Perché sottoponiamo i riscaldatori per bagni a “test di tortura”
Sii sincero: i bagni rappresentano un vero incubo per gli elettrodomestici. C’è vapore abbondante, spruzzi d’acqua imprevedibili, e oscillazioni di temperatura tali da far perdere la testa anche a un termostato.
Sul corpo dei prodotti troverai spesso la marcatura “IPX4”. Questo significa che il dispositivo è in grado di resistere a qualche spruzzo d’acqua senza danneggiarsi immediatamente. Ma c’è un problema: questa classificazione non previene la corrosione lenta e invisibile che colpisce i componenti nel corso degli anni.
La lenta penetrazione dell’umidità
Il vapore acqueo è molto insidioso: trova i minimi spazi disponibili tra i componenti e vi penetra. Una volta all’interno, si deposita sui circuiti elettrici e sugli elementi riscaldanti. Quando si accende il riscaldatore, l’umidità evapora, per poi raffreddarsi e condensarsi di nuovo. È un ciclo continuo. Con il tempo, questo processo distrugge i collegamenti elettrici e compromette l’isolamento del dispositivo.

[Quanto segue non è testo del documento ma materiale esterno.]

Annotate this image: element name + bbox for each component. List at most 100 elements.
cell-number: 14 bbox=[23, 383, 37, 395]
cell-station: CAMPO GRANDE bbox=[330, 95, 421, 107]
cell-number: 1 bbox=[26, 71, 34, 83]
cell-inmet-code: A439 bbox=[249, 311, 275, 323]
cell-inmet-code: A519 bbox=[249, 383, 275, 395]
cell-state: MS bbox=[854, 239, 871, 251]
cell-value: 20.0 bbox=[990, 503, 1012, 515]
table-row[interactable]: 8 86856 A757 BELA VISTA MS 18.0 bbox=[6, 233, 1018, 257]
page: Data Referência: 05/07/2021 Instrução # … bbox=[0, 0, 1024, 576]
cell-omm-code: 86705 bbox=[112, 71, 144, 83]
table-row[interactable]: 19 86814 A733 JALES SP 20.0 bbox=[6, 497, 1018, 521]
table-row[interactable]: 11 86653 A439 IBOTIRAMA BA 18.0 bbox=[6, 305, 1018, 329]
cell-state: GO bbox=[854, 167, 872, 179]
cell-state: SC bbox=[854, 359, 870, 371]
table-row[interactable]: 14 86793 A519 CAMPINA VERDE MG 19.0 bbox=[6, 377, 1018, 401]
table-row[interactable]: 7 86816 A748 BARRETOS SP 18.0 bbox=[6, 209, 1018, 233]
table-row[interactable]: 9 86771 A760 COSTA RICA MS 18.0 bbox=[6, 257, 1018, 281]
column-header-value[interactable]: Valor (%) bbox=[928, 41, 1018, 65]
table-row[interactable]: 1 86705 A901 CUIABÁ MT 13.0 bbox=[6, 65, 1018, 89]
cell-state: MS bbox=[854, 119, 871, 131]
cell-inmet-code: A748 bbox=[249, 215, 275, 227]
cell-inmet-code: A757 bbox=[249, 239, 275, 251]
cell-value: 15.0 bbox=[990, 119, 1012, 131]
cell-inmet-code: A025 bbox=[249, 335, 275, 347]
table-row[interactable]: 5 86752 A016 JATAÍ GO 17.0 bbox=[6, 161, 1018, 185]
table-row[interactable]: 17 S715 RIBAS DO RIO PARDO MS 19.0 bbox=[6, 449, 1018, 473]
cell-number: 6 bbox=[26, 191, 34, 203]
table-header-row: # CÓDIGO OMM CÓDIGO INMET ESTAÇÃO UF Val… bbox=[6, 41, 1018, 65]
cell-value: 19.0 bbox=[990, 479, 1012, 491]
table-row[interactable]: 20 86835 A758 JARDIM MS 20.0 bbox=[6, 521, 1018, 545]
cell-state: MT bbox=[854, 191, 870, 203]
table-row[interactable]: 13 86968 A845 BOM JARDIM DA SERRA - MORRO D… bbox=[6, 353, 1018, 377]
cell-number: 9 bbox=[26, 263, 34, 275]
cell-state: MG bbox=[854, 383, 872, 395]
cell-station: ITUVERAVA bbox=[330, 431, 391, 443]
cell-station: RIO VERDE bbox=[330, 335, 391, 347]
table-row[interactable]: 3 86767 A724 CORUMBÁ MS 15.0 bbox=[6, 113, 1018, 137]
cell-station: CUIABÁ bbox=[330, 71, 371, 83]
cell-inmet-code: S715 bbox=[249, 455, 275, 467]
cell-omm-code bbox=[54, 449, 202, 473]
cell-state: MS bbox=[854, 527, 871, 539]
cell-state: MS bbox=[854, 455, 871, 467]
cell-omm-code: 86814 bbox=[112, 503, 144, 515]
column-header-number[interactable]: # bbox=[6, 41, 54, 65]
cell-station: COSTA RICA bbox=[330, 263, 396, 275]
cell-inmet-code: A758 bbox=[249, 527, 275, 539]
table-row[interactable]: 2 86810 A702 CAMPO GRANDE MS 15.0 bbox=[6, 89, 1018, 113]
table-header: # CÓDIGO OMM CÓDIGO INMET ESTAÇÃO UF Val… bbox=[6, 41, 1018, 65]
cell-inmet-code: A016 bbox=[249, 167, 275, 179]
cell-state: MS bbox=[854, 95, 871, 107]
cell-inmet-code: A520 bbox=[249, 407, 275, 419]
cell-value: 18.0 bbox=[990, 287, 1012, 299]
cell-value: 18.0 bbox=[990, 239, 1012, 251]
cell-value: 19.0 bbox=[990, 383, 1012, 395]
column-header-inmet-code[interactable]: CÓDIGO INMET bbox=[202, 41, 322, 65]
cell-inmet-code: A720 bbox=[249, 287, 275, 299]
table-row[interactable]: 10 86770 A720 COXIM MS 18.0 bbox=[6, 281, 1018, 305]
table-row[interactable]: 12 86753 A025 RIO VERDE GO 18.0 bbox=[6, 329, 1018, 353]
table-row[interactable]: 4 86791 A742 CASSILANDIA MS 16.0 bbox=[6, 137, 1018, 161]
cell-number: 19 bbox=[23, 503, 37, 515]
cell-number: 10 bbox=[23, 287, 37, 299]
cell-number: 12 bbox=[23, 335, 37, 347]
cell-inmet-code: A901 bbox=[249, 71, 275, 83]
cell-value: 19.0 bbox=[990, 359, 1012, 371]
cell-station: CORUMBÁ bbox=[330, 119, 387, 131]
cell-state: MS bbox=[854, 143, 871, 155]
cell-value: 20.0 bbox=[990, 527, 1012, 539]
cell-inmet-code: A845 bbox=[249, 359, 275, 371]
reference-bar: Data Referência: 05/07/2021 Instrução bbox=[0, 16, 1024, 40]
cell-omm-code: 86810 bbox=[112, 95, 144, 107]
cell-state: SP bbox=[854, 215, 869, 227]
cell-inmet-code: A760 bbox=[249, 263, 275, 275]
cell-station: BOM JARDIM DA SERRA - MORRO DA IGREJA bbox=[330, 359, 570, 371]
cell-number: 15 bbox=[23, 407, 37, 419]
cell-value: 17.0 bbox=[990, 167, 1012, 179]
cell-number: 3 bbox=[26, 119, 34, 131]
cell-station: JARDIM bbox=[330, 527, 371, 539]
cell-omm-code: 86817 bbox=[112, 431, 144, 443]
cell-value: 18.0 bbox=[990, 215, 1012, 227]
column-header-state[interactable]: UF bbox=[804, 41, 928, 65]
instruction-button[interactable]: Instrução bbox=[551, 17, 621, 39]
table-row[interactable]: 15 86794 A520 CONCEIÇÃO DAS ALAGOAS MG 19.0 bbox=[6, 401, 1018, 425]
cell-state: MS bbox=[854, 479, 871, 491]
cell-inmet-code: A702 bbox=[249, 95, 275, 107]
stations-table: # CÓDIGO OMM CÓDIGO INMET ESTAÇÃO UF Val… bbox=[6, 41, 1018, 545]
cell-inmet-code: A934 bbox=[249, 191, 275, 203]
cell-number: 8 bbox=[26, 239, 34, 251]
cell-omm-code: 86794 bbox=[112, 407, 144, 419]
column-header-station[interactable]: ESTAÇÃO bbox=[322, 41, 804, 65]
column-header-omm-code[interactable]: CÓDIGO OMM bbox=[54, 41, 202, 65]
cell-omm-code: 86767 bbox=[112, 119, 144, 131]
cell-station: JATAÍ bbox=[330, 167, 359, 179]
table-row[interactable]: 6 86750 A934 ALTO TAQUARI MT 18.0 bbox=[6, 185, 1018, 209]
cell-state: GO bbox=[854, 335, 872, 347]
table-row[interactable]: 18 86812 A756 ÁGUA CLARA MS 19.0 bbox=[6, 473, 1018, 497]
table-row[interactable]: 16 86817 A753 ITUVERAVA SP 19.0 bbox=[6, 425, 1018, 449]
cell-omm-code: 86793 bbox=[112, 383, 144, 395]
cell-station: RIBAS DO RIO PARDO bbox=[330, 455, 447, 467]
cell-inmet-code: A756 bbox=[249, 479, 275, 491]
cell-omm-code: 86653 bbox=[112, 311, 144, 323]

Per evitare questo, mettiamo le lampade a infrarossi in una camera di stagionamento a umidità elevata. In pratica, è come stare in una sauna infernale. Simuliamo così anni di esposizione all’umidità in poche settimane. Non ci limitiamo a verificare se la luce funziona; cerchiamo eventuali difetti nell’isolamento o segni di perdite. Se una guarnizione si rompe o uno strato protettivo si stacca, l’intero dispositivo diventa inutilizzabile.

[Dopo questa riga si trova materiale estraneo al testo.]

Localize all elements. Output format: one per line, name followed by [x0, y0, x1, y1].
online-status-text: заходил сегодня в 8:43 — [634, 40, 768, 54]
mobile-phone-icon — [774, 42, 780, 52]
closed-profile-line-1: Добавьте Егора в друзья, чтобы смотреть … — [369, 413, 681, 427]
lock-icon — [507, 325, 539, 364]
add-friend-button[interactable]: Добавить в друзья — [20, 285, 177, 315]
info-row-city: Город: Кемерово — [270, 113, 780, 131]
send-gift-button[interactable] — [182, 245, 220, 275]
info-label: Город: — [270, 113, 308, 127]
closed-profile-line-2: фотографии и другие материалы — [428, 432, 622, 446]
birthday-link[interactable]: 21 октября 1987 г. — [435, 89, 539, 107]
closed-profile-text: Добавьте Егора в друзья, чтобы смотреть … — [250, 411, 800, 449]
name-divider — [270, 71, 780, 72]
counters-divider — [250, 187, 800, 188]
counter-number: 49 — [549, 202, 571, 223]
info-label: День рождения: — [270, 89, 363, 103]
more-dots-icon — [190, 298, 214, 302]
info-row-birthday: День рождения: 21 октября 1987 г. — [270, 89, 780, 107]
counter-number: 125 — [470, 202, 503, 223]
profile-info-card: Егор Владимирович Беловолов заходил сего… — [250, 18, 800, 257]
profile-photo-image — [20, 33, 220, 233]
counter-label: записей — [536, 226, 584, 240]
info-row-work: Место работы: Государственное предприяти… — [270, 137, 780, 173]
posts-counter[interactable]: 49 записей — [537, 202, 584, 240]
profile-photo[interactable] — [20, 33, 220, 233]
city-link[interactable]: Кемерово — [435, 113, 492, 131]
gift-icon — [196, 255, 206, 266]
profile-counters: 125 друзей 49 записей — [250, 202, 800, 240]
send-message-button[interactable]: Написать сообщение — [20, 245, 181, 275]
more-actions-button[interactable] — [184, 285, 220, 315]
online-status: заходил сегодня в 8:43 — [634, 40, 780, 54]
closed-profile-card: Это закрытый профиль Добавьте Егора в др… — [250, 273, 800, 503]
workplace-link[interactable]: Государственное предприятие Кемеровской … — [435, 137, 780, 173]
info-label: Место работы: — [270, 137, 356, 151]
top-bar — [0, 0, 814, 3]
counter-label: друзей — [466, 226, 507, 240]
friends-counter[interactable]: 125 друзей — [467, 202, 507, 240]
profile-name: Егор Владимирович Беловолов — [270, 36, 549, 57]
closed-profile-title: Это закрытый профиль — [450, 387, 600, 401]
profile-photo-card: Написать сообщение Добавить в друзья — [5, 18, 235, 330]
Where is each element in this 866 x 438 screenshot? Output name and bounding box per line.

Scegliere i materiali giusti
Non si possono utilizzare semplicemente qualsiasi tipo di gomma o plastica. Per resistere ai nostri test, utilizziamo guarnizioni e rivestimenti specifici, resistenti all’acqua. I tubi di quarzo sono inseriti in guarnizioni di silicone ad alta temperatura. Queste guarnizioni sono fondamentali, perché non si deformano né si crepano quando il riscaldatore passa da temperature estremamente basse a temperature estremamente alte in pochi secondi. Utilizziamo anche rivestimenti in oro o nichel sui contatti elettrici. Perché? Perché i terminali economici si corrodono nell’aria umida, causando resistenze eccessive, che portano surriscaldamento e, infine, alla rottura del dispositivo. Non è certo il modo migliore per iniziare la giornata…
L’equilibrio perfetto
Ecco la parte più difficile: se si sigilla troppo stretto il riscaldatore per impedire all’acqua di entrare, i componenti interni non possono “respirare”. Gli elettrocomponenti all’interno iniziano a danneggiarsi a causa del calore, poiché non c’è modo per far uscire il calore in eccesso. È necessario trovare un equilibrio tra la tenuta ermetica e la capacità termica dei componenti. L’obiettivo è mantenere i componenti freschi e asciutti, in modo da poter accendere il riscaldatore senza preoccuparsi di ciò che succede al di là dello strato di plastica.